Ho appena terminato la lettura di Tre piani di Eshkol Nevo, romanzo pubblicato nel 2015 e ambientato in un elegante condominio di Tel Aviv. L’opera è strutturata in tre racconti distinti, ciascuno dedicato a un abitante di un diverso piano dello stabile. Una scelta narrativa interessante e coerente con il messaggio del libro: persone che condividono uno stesso spazio fisico senza realmente conoscersi o influenzarsi a vicenda. La lettura è scorrevole e coinvolgente, sostenuta da una scrittura raffinata e da una notevole capacità di analisi psicologica.

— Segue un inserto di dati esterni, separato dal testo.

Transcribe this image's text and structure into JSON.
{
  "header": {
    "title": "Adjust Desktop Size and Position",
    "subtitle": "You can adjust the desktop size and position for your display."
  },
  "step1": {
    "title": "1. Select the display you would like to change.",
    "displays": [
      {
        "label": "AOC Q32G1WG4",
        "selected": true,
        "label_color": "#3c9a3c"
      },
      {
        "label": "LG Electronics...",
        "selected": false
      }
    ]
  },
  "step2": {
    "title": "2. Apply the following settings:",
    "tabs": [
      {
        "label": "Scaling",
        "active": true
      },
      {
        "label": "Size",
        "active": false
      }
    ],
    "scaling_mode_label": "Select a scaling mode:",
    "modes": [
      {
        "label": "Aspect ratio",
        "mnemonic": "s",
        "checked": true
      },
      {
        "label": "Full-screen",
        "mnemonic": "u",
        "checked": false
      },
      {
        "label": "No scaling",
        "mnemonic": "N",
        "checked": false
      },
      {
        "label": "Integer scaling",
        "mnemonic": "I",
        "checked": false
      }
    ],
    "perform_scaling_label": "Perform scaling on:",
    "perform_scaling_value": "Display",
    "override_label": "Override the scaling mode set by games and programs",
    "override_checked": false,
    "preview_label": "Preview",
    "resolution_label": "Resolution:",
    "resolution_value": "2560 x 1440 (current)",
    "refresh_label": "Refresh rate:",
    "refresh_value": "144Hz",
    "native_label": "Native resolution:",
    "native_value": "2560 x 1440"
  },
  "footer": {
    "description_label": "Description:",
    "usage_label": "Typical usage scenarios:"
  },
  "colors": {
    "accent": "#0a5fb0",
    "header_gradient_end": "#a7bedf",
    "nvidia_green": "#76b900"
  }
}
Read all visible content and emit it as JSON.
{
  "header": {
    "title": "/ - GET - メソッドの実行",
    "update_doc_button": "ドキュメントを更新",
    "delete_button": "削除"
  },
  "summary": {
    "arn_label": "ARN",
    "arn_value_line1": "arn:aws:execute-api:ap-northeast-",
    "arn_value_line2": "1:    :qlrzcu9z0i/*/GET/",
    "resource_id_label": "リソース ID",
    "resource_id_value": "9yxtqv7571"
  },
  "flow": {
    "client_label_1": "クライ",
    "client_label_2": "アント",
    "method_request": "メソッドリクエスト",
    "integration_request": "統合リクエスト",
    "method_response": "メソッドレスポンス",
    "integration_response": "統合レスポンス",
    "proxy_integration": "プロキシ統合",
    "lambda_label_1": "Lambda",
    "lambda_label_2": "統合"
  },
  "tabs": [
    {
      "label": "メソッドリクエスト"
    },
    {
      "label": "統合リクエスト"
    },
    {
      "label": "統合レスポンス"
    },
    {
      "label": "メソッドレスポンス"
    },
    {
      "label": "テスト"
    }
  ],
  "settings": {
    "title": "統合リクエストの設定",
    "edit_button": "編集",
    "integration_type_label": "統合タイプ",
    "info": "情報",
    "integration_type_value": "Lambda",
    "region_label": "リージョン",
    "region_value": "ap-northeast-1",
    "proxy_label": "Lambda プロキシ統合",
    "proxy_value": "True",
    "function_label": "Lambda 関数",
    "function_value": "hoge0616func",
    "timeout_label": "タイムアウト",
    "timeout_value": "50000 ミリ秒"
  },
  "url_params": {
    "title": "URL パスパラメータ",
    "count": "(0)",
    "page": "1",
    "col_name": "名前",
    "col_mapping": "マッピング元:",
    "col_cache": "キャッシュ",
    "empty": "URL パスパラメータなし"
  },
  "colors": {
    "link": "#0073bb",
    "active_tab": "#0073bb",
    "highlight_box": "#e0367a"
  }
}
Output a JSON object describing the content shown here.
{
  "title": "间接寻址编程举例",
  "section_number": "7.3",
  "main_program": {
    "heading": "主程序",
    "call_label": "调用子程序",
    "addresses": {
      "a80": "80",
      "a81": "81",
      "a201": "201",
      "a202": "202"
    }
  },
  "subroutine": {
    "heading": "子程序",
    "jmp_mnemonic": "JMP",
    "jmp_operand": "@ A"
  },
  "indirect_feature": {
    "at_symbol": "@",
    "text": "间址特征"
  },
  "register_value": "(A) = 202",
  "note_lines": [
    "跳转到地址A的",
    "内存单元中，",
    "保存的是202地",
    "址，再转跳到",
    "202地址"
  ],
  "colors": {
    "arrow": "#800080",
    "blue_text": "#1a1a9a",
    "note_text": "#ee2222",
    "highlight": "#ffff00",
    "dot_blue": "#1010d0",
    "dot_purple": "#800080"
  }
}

Tuttavia, mi è mancato l’intreccio tra le tre storie, lasciandomi una lieve sensazione di insoddisfazione. Nevo ci offre soprattutto delle istantanee di vita, frammenti intensi ma incompleti. Non sapremo mai davvero se Arnon avesse ragione oppure no nelle sue paure e nei suoi sospetti. Non sapremo mai se Hani, la “vedova” del secondo piano, riuscirà a uscire dalla sua alienazione e dalla sua solitudine. L’unica vicenda che trova una conclusione più definita è quella di Dvora, protagonista del terzo piano. I temi affrontati sono tutt’altro che leggeri. Questo non è un romanzo che consola. Al contrario, esplora zone molto oscure dell’animo umano: l’ossessione, la paura, il senso di colpa, la staticità della vita di coppia e familiare, il peso delle responsabilità e i passi falsi che possono derivarne. Nel primo piano assistiamo a una progressiva spirale di sospetto e ossessione che mette in discussione la percezione stessa della realtà. Nel secondo Nevo affronta con grande sensibilità la solitudine della maternità, il bisogno di essere ascoltati e la paura della follia. Nel terzo, attraverso il personaggio più maturo e consapevole del romanzo, riflette su quanto le relazioni di coppia possano influenzare e condizionare le nostre scelte di vita. Nel complesso si tratta di un romanzo di grande qualità. Ho trovato superba la rappresentazione della psiche umana, sia maschile che femminile. Nevo riesce a costruire tre protagonisti completamente diversi tra loro, credibili, riconoscibili e dotati di una voce propria. C’è però qualcosa che non mi ha conquistata fino in fondo. Pur riconoscendone il valore letterario e la profondità, e pur considerandola una lettura meritevole, non posso dire che mi abbia appassionata completamente. Forse perché, da lettrice, avrei desiderato che quei tre piani diventassero qualcosa di più di tre vite osservate attraverso una porta socchiusa.